3 Initialize the perturbation optimizer#

from rai_toolbox.optim import L2ProjectedOptim

optim = L2ProjectedOptim(
    pert_model.parameters(),
    epsilon=2,
    param_ndim=None,
    lr=0.1,
    momentum=0.9,
)

Inspecting the optmizer#

>>> optim
L2ProjectedOptim [SGD](
Parameter Group 0
    dampening: 0
    epsilon: 2
    grad_bias: 0.0
    grad_scale: 1.0
    lr: 0.1
    maximize: False
    momentum: 0.9
    nesterov: False
    param_ndim: None
    weight_decay: 0
)

Finally, we run gradient_ascent for ten steps to solve for our UAP. By default, this uses cross-entropy loss. Note that we must reduce our loss using torch.mean, not the default torch.sum, so that the gradient of our single perturbation is not scaled by batch-size.

4 Solving for the UAP#

>>> from rai_toolbox.perturbations import gradient_ascent

>>> xadv, losses = gradient_ascent(
...  model=model,
...  data=data,
...  target=truth,
...  perturbation_model=pert_model,
...  optimizer=optim,
...  reduction_fn=tr.mean,
...  steps=10,
... )

>>> pert_model.delta  # the UAP solution
Parameter containing:
tensor([[[-0.0670,  0.0970,  0.1258,  0.4220],
         [ 0.5926, -0.0525, -0.4427, -0.1195],
         [ 0.5156, -0.0750, -0.0547, -0.1155],
         [-0.0163,  0.5255,  0.1064, -0.4517]],

        [[-0.0072, -0.4236,  0.4355, -0.2047],
         [-0.0961,  0.4003, -0.1891, -0.1592],
         [-0.1453,  0.0062, -0.4630,  0.6092],
         [-0.1998, -0.1265,  0.4888,  0.0515]],

        [[-0.0886,  0.2541,  0.1003,  0.0585],
         [ 0.3680,  0.1455, -0.4263, -0.0196],
         [-0.1726,  0.1401, -0.5161, -0.1914],
         [ 0.1375,  0.3058,  0.1123,  0.0247]]], requires_grad=True)
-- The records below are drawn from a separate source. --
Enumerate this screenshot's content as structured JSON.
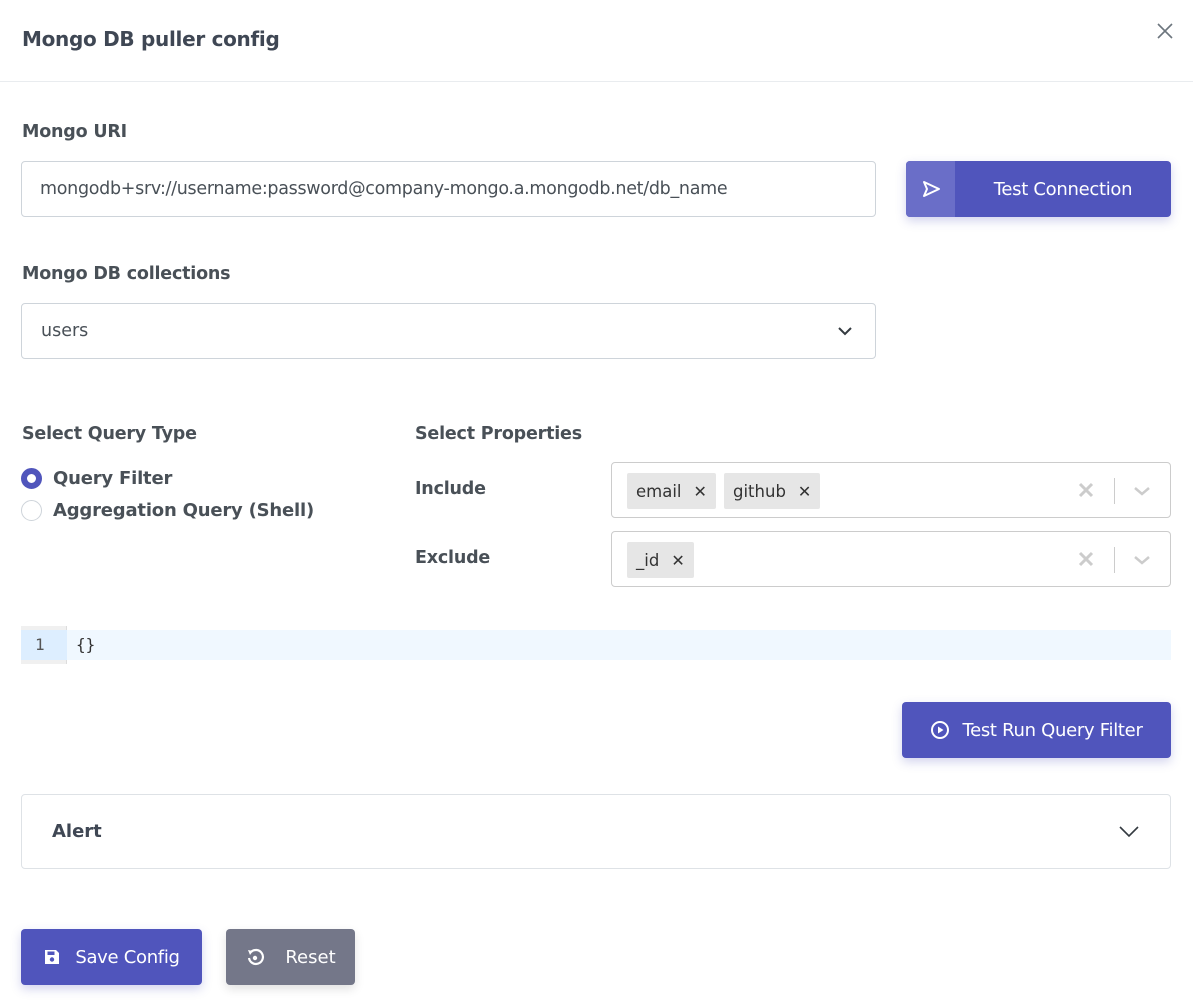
{
  "dialog": {
    "title": "Mongo DB puller config",
    "close_icon": "close-icon"
  },
  "uri": {
    "label": "Mongo URI",
    "value": "mongodb+srv://username:password@company-mongo.a.mongodb.net/db_name",
    "test_button_label": "Test Connection",
    "test_button_icon": "send-icon"
  },
  "collections": {
    "label": "Mongo DB collections",
    "selected": "users"
  },
  "query_type": {
    "label": "Select Query Type",
    "options": [
      {
        "label": "Query Filter",
        "checked": true
      },
      {
        "label": "Aggregation Query (Shell)",
        "checked": false
      }
    ]
  },
  "properties": {
    "label": "Select Properties",
    "include": {
      "label": "Include",
      "values": [
        "email",
        "github"
      ]
    },
    "exclude": {
      "label": "Exclude",
      "values": [
        "_id"
      ]
    }
  },
  "editor": {
    "lines": [
      {
        "number": "1",
        "text": "{}"
      }
    ]
  },
  "run_button": {
    "label": "Test Run Query Filter",
    "icon": "play-circle-icon"
  },
  "alert": {
    "label": "Alert"
  },
  "footer": {
    "save_label": "Save Config",
    "reset_label": "Reset"
  },
  "colors": {
    "primary": "#5055bc",
    "secondary": "#747789",
    "editor_bg": "#f0f8ff"
  }
}
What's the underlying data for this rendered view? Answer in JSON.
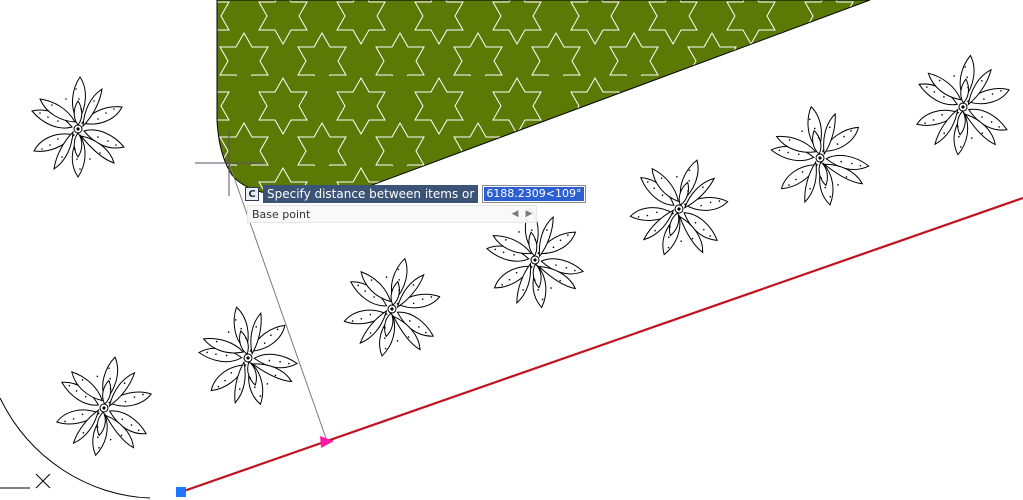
{
  "dynamic_input": {
    "command_icon": "C",
    "prompt": "Specify distance between items or",
    "value": "6188.2309<109°",
    "option": "Base point",
    "prev_icon": "◀",
    "next_icon": "▶"
  },
  "colors": {
    "hatch_fill": "#5a7a05",
    "hatch_pattern": "#ffffff",
    "path_line": "#c1121f",
    "grip": "#1f77ff",
    "arrow_grip": "#ff1aa8",
    "crosshair": "#5d4a66",
    "tooltip_bg": "#3b5375"
  },
  "icons": [
    "crosshair-cursor-icon",
    "plant-symbol-icon",
    "star-hatch-pattern",
    "grip-square-icon",
    "arrow-grip-icon"
  ]
}
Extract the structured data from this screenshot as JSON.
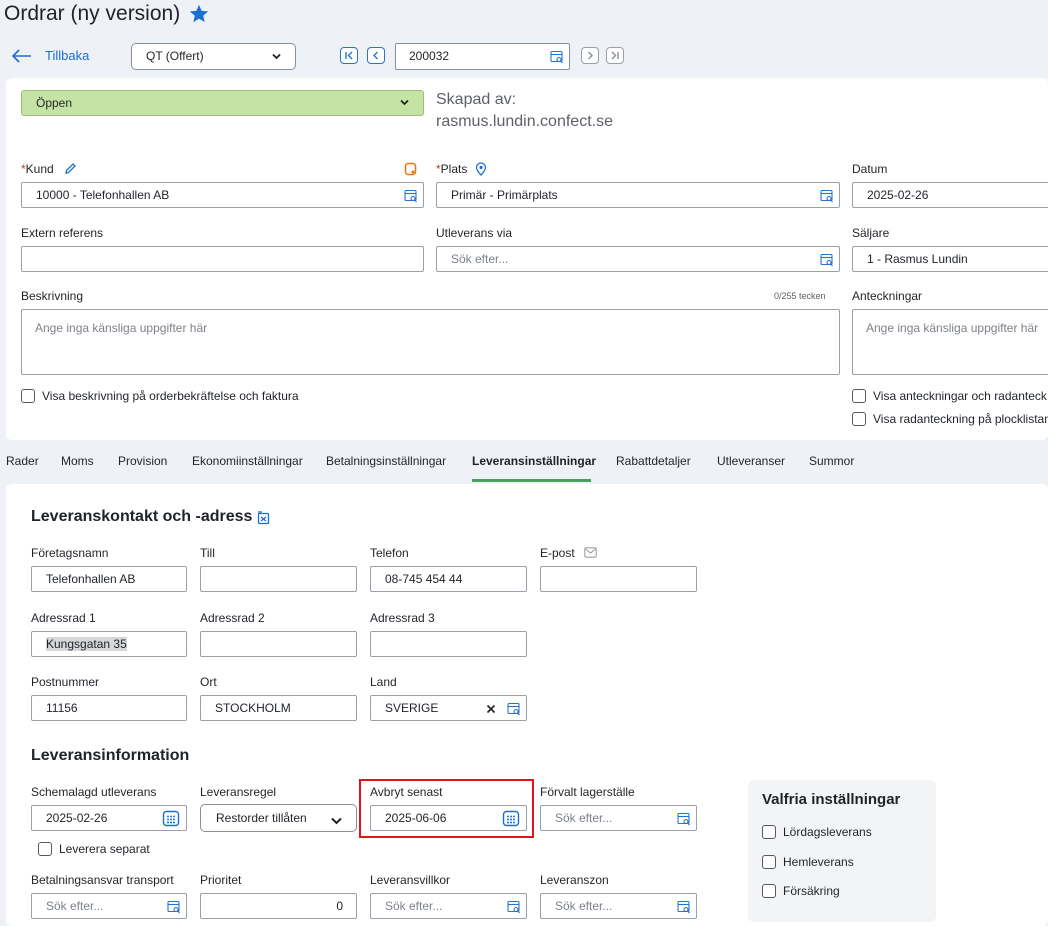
{
  "page": {
    "title": "Ordrar (ny version)"
  },
  "topbar": {
    "back_label": "Tillbaka",
    "order_type": "QT (Offert)",
    "order_number": "200032"
  },
  "header": {
    "status": "Öppen",
    "created_label": "Skapad av:",
    "created_by": "rasmus.lundin.confect.se"
  },
  "fields": {
    "customer_label": "Kund",
    "customer_value": "10000 - Telefonhallen AB",
    "site_label": "Plats",
    "site_value": "Primär - Primärplats",
    "date_label": "Datum",
    "date_value": "2025-02-26",
    "extref_label": "Extern referens",
    "extref_value": "",
    "shipvia_label": "Utleverans via",
    "shipvia_placeholder": "Sök efter...",
    "salesperson_label": "Säljare",
    "salesperson_value": "1 - Rasmus Lundin",
    "description_label": "Beskrivning",
    "description_counter": "0/255 tecken",
    "description_placeholder": "Ange inga känsliga uppgifter här",
    "notes_label": "Anteckningar",
    "notes_placeholder": "Ange inga känsliga uppgifter här",
    "cb_show_description": "Visa beskrivning på orderbekräftelse och faktura",
    "cb_show_notes": "Visa anteckningar och radanteck",
    "cb_show_linenote": "Visa radanteckning på plocklistan"
  },
  "tabs": [
    "Rader",
    "Moms",
    "Provision",
    "Ekonomiinställningar",
    "Betalningsinställningar",
    "Leveransinställningar",
    "Rabattdetaljer",
    "Utleveranser",
    "Summor"
  ],
  "contact": {
    "heading": "Leveranskontakt och -adress",
    "company_label": "Företagsnamn",
    "company_value": "Telefonhallen AB",
    "to_label": "Till",
    "to_value": "",
    "phone_label": "Telefon",
    "phone_value": "08-745 454 44",
    "email_label": "E-post",
    "email_value": "",
    "addr1_label": "Adressrad 1",
    "addr1_value": "Kungsgatan 35",
    "addr2_label": "Adressrad 2",
    "addr2_value": "",
    "addr3_label": "Adressrad 3",
    "addr3_value": "",
    "zip_label": "Postnummer",
    "zip_value": "11156",
    "city_label": "Ort",
    "city_value": "STOCKHOLM",
    "country_label": "Land",
    "country_value": "SVERIGE"
  },
  "delivery": {
    "heading": "Leveransinformation",
    "scheduled_label": "Schemalagd utleverans",
    "scheduled_value": "2025-02-26",
    "rule_label": "Leveransregel",
    "rule_value": "Restorder tillåten",
    "cancel_label": "Avbryt senast",
    "cancel_value": "2025-06-06",
    "warehouse_label": "Förvalt lagerställe",
    "warehouse_placeholder": "Sök efter...",
    "separate_label": "Leverera separat",
    "transport_label": "Betalningsansvar transport",
    "transport_placeholder": "Sök efter...",
    "priority_label": "Prioritet",
    "priority_value": "0",
    "terms_label": "Leveransvillkor",
    "terms_placeholder": "Sök efter...",
    "zone_label": "Leveranszon",
    "zone_placeholder": "Sök efter..."
  },
  "optional": {
    "heading": "Valfria inställningar",
    "saturday": "Lördagsleverans",
    "home": "Hemleverans",
    "insurance": "Försäkring"
  },
  "colors": {
    "accent": "#1b6fd1",
    "status_green": "#c6e3a6",
    "tab_active": "#4aa05a",
    "highlight": "#e3121b"
  }
}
>>> tr.linalg.norm(pert_model.delta.flatten(), ord=2)  # verify that δ falls in eps-2 ball
tensor(2.0000, grad_fn=<CopyBackwards>)

Let’s check that the loss of the clean batch of data is less than the loss of the perturbed batch

Verifying the attack#

>>> from torch.nn.functional import cross_entropy

>>> cross_entropy(model(data), truth)
tensor(2.2578, grad_fn=<NllLossBackward0>)

>>> pert_data = pert_model(data)
>>> cross_entropy(model(pert_data), truth)
tensor(2.4227, grad_fn=<NllLossBackward0>)

Great! Our UAP for this toy problem reduces the average performance of our model on uniformally-perturbed data.

Note

The paper Universal Adversarial Training utilizes a clamped cross-entropy loss. In the workflow presented here, one would pass a clamped version of the loss via the criterion argument to gradient_ascent.